If any one of these conditions fail, your program will throw an instance of an Exception class that we provide for this purpose, which will present diagnostic information in a standardised format. If none of these errors are present, the input program will be printed on System.out (again as an S-expression), but with the main function becoming the first declared function.
We provide a skeleton project, for you to add code to, to help you to realise this Task. It performs the work of reading the S-expression at the input, storing it in an abstract syntax tree; it also contains the code necessary to verify the existence of a main procedure and to produce output with this being the first declaration.

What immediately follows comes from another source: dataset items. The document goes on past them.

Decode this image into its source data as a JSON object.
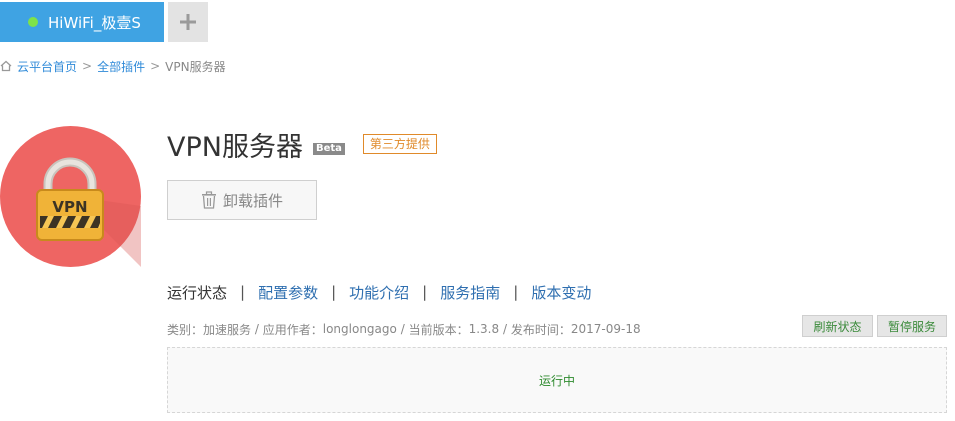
{
  "device_tabs": {
    "active_label": "HiWiFi_极壹S",
    "status_color": "#7ee24a",
    "add_label": "+"
  },
  "breadcrumb": {
    "items": [
      "云平台首页",
      "全部插件",
      "VPN服务器"
    ],
    "separator": ">"
  },
  "plugin": {
    "name": "VPN服务器",
    "beta_badge": "Beta",
    "third_party_badge": "第三方提供",
    "logo_text": "VPN",
    "uninstall_label": "卸载插件"
  },
  "tabs": [
    {
      "label": "运行状态",
      "active": true
    },
    {
      "label": "配置参数",
      "active": false
    },
    {
      "label": "功能介绍",
      "active": false
    },
    {
      "label": "服务指南",
      "active": false
    },
    {
      "label": "版本变动",
      "active": false
    }
  ],
  "tab_separator": "|",
  "meta": {
    "category_label": "类别：",
    "category": "加速服务",
    "author_label": "应用作者：",
    "author": "longlongago",
    "version_label": "当前版本：",
    "version": "1.3.8",
    "date_label": "发布时间：",
    "date": "2017-09-18",
    "divider": "/"
  },
  "actions": {
    "refresh_label": "刷新状态",
    "pause_label": "暂停服务"
  },
  "status": {
    "text": "运行中"
  },
  "colors": {
    "accent": "#3fa3e3",
    "link": "#2f8ad8",
    "badge_orange": "#e08a2a",
    "status_green": "#2e8b2e"
  },
  "icons": [
    "home-icon",
    "plus-icon",
    "vpn-lock-icon",
    "trash-icon"
  ]
}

The specific requirements for the output of your code are as follows:
· In the case where an exception is thrown, it should be caught by the main method in your Java code, which should then invoke the report method of the exception.

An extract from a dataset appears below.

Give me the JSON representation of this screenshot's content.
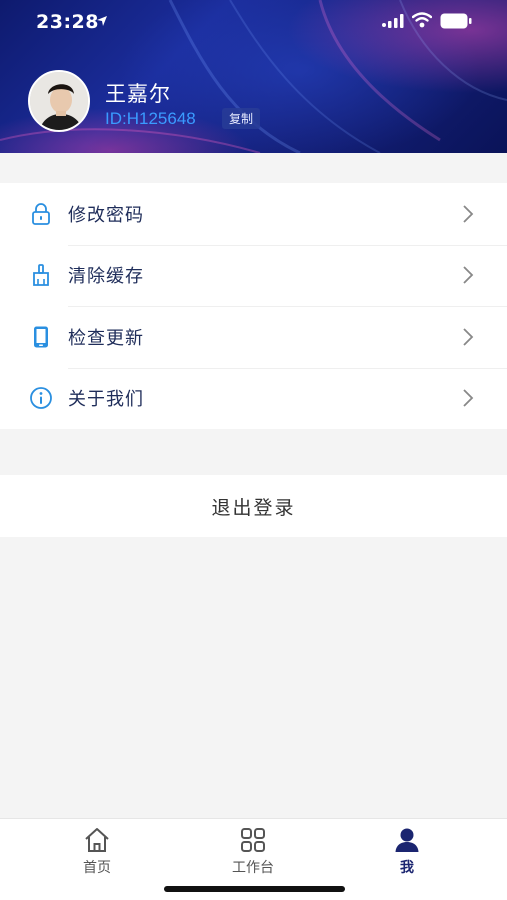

· In the case where the program is semantically valid, you do not have to use whitespace in any specific way in the printed S-expression, but you may like to use the Java class which we provide to pretty print these expressions (this is also included in the skeleton project), for your own benefit/convenience.
Example #1
Consider the following input AST (as an S-expression).
[
[FunDecl,
Idfr(“fun”), IntType,
[[Idfr(“x”), IntType], [Idfr(“y”), IntType], [Idfr(“z”), IntType]],
[
[IfStmt,
[BinOpExpr, Eq, Idfr(“x”), Idfr(“y”)],
[
[BinOpExpr, Plus, Idfr(“z”),
[BinOpExpr, Eq, IntLit(1), IntLit(1)]
]
],
[IntLit(0)]
]
]
],
[FunDecl,
Idfr(“main”), IntType, [],
[
[FunInvoc,
Idfr(“fun”), [IntLit(1), IntLit(2), IntLit(3)]
]
]
],
[FunDecl,
Idfr(“fun2”), UnitType, [],
[ Skip ]
]
]
This is lexically and syntactically valid, but [BinOpExpr, Eq, IntLit(1), IntLit(1)] is of type BoolType, and so is invalid as an operand of Plus. The type checker gives the following output:
Invalid operands in arithmetic expression:
[BinOpExpr,
Plus,
Idfr(“z”),
[BinOpExpr,
Eq,
IntLit(1),
IntLit(1)]
]
and
[BinOpExpr,
Plus,
Idfr(“z”),
[BinOpExpr,
Eq,
IntLit(1),
IntLit(1)]]
—
Idfr(“z”)
has type INT
,
[BinOpExpr,
Eq,
IntLit(1),
IntLit(1)]
has type BOOL
Example #2
Consider the following input AST (as an S-expression).
[
[FunDecl,
Idfr(“fun”), IntType,
[[Idfr(“x”), IntType], [Idfr(“y”), IntType], [Idfr(“z”), IntType]],
[
[WhileLoop,
[BinOpExpr, Eq, Idfr(“x”), Idfr(“y”)],
[
IntLit(1),
[BinOpExpr, Plus, IntLit(1), IntLit(3)],
Skip,
Idfr(“z”)
]
]
]
],
[FunDecl,
Idfr(“main”), IntType, [],
[
[FunInvoc,
Idfr(“fun”), [IntLit(1), IntLit(2), IntLit(3)]
]
]
],
[FunDecl,
Idfr(“fun2”), UnitType, [],
[Skip]
]
]
This is again lexically and syntactically valid, but the last expression Idfr(“z”) in the body of the while loop is of type IntType, rather than UnitType as required by our typing rules. The type checker gives the following output for the corresponding AST (S-expression):
Invalid final expression in loop body:
[WhileLoop,
[BinOpExpr,
Eq,
Idfr(“x”),
Idfr(“y”)],
[…,
…,
…,
Idfr(“z”)]
]
—
Idfr(“z”)
has type INT
Do not worry about the formatting of / ANSI colour codes (which are used in the skeleton project to decorate printed code) in the output – these are something which we can take care of in the automated testing.
Resources
The skeleton project (extracted from a sample solution based on ANTLR); the main file that needs to be modified is SExpressionsAnalyser.java. Please note that the skeleton project is currently an incomplete implementation, and as such only one error will be detected and reported, which is inadequate. To give you some hints, methods that require modification are marked with TODO in comments. Some additional input/output samples can also be found in the archive; you can run the input samples with the script run-tests.sh.
The custom RuntimeException class (this is also included in the skeleton project).